Mr Hague argues that parliamentarians should have experienced life outside the Westminster bubble. He says politicians who have little or no first-hand knowledge of the businesses they seek to regulate and the people they seek to govern are unlikely to act effectively on their behalf. This is correct; we do not want a class of leaders that knows nothing except politics – although to follow this argument to its logical conclusion, Mr Hague should be working in a hospital or school rather than raking in a small fortune through public speaking and private business.

But it is a question of degree. Her Majesty's Official Opposition has a duty to hold the Government to account, and when that government administers 42 per cent of our gross domestic product, this duty is no small thing. David Cameron recognises the scale of the job and has, in private, repeatedly urged his Shadow Cabinet colleagues to relinquish their remunerated outside interests.

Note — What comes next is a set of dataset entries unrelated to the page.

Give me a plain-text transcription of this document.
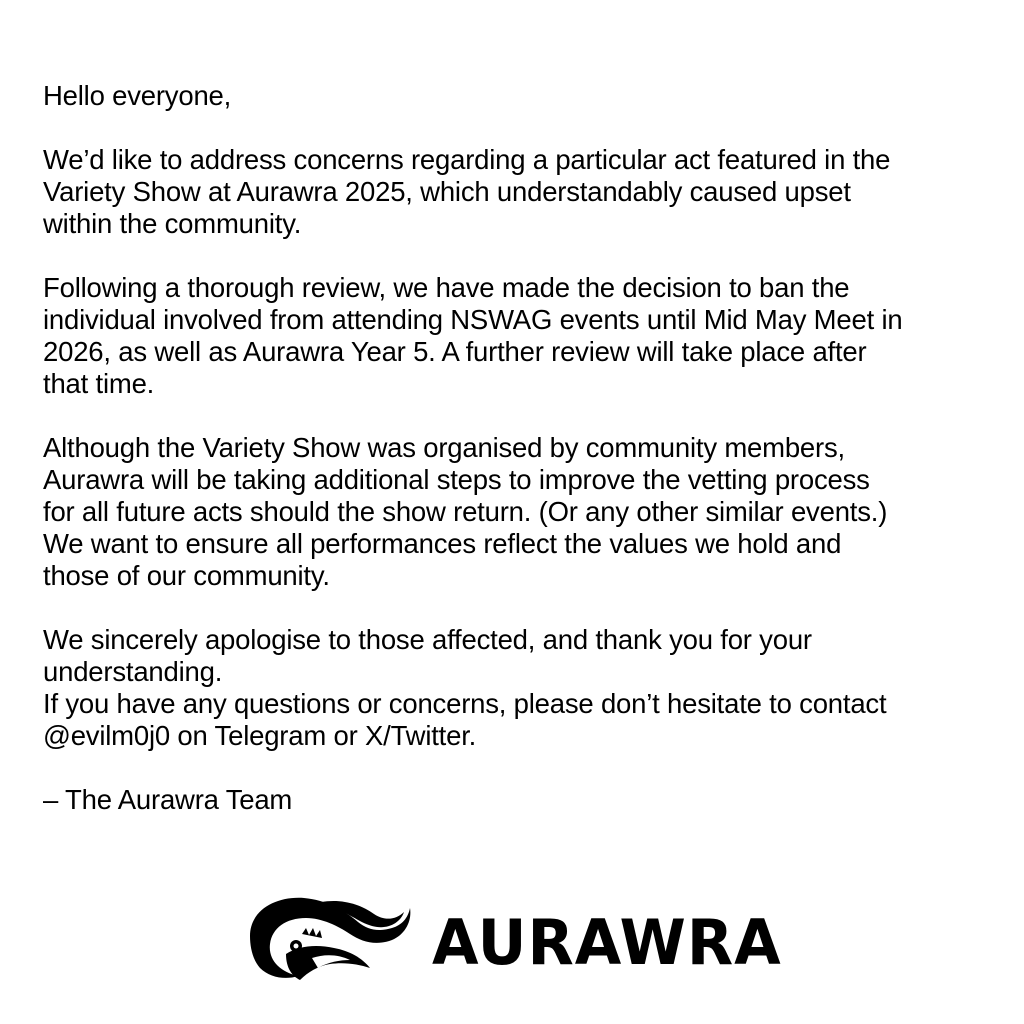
Hello everyone,

We’d like to address concerns regarding a particular act featured in the
Variety Show at Aurawra 2025, which understandably caused upset
within the community.

Following a thorough review, we have made the decision to ban the
individual involved from attending NSWAG events until Mid May Meet in
2026, as well as Aurawra Year 5. A further review will take place after
that time.

Although the Variety Show was organised by community members,
Aurawra will be taking additional steps to improve the vetting process
for all future acts should the show return. (Or any other similar events.)
We want to ensure all performances reflect the values we hold and
those of our community.

We sincerely apologise to those affected, and thank you for your
understanding.
If you have any questions or concerns, please don’t hesitate to contact
@evilm0j0 on Telegram or X/Twitter.

– The Aurawra Team

AURAWRA
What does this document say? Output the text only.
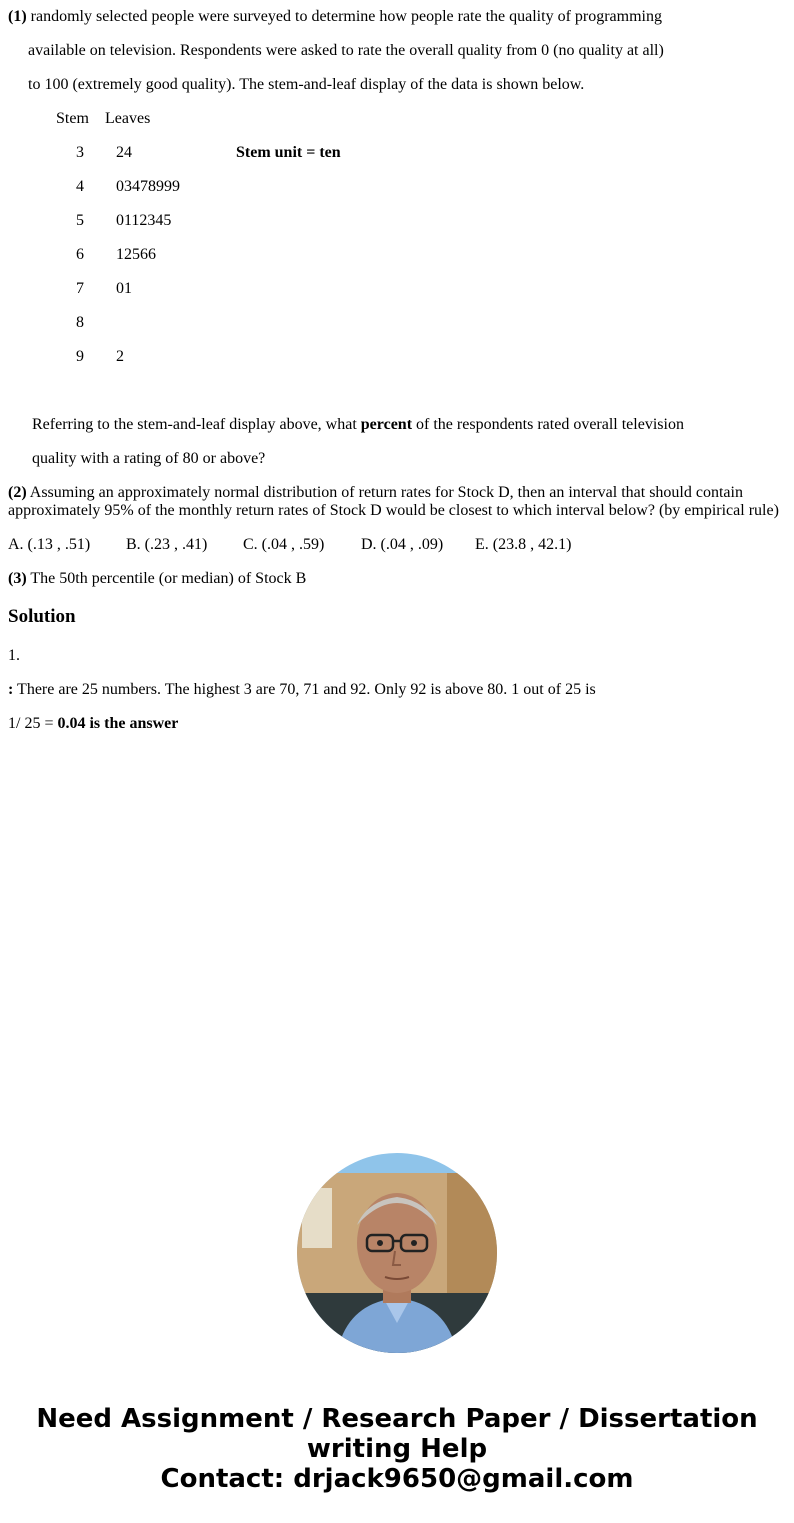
(1) randomly selected people were surveyed to determine how people rate the quality of programming
available on television. Respondents were asked to rate the overall quality from 0 (no quality at all)
to 100 (extremely good quality). The stem-and-leaf display of the data is shown below.
Stem Leaves
3 24	Stem unit = ten
4 03478999
5 0112345
6 12566
7 01
8
9 2
Referring to the stem-and-leaf display above, what percent of the respondents rated overall television
quality with a rating of 80 or above?
(2) Assuming an approximately normal distribution of return rates for Stock D, then an interval that should contain approximately 95% of the monthly return rates of Stock D would be closest to which interval below? (by empirical rule)
A. (.13 , .51) B. (.23 , .41) C. (.04 , .59) D. (.04 , .09) E. (23.8 , 42.1)
(3) The 50th percentile (or median) of Stock B
Solution
1.
: There are 25 numbers. The highest 3 are 70, 71 and 92. Only 92 is above 80. 1 out of 25 is
1/ 25 = 0.04 is the answer
Need Assignment / Research Paper / Dissertation
writing Help
Contact: drjack9650@gmail.com
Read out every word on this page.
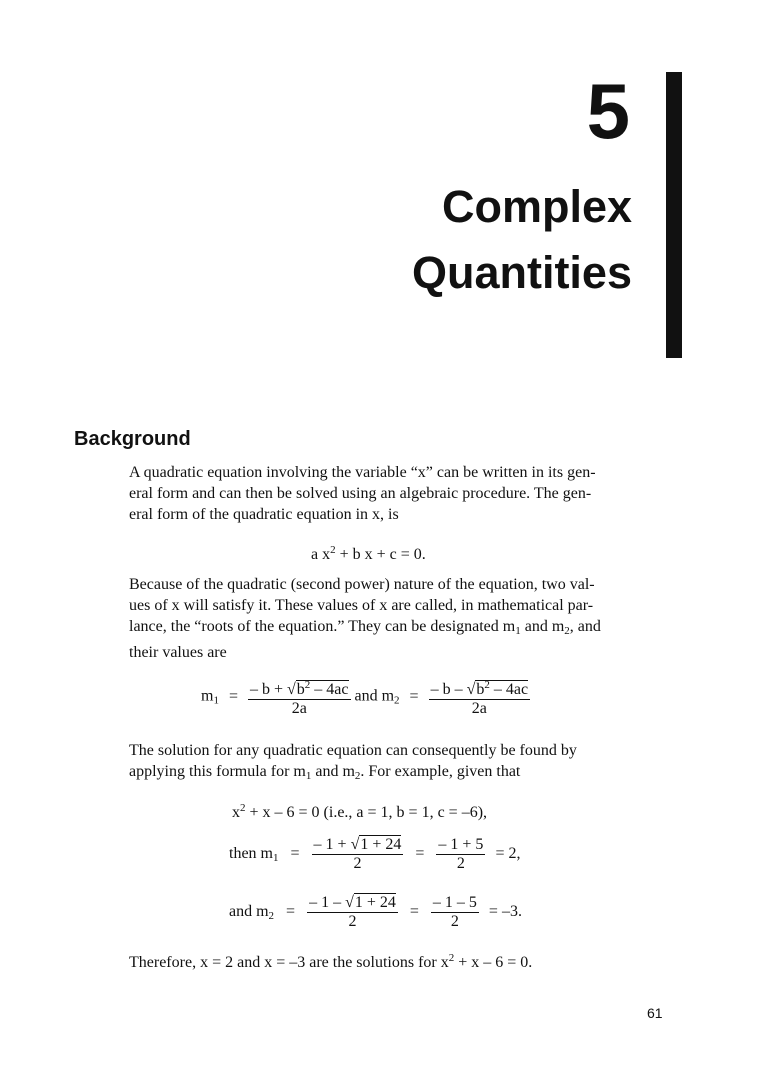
5
Complex
Quantities
Background
A quadratic equation involving the variable “x” can be written in its gen-
eral form and can then be solved using an algebraic procedure. The gen-
eral form of the quadratic equation in x, is
a $x^2 + b$ x + c = 0.
Because of the quadratic (second power) nature of the equation, two val-
ues of x will satisfy it. These values of x are called, in mathematical par-
lance, the “roots of the equation.” They can be designated $m_1$ and $m_2$, and
their values are
$m_1 = \frac{- b + √b^2 - 4ac}{2a}$ and $m_2 = \frac{- b - √b^2 - 4ac}{2a}$
The solution for any quadratic equation can consequently be found by
applying this formula for $m_1$ and $m_2$. For example, given that
$x^2 + x - 6 = 0$ (i.e., a = 1, b = 1, c = –6),
then $m_1 = \frac{- 1 + √1 + 24}{2} = \frac{- 1 + 5}{2} = 2$,
and $m_2 = \frac{- 1 - √1 + 24}{2} = \frac{- 1 - 5}{2} = -3$.
Therefore, x = 2 and x = –3 are the solutions for $x^2 + x - 6 = 0$.
61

The issue has not escaped the wily Labour MP Jon Cruddas, who yesterday wrote to Mr Cameron, expressing concern that when members of the Shadow Cabinet meet civil servants to assist preparation for a future Tory government, they may be acting for the companies they represent. He has a point. To take one example, the register of members' interests reveals that the Tory business spokesman Alan Duncan, in addition to running an oil industry consultancy and working as a director of a Californian tech firm, has also become the non-executive director of the oil exploration company Arawak Energy Ltd. So when he meets civil servants from the Department for Business, Enterprise and Regulatory Reform in the coming months, whom will he represent?

To remove any doubt, Mr Duncan and his colleagues should trim the numerous consultancies and directorships from their portfolio of concerns and put the public first.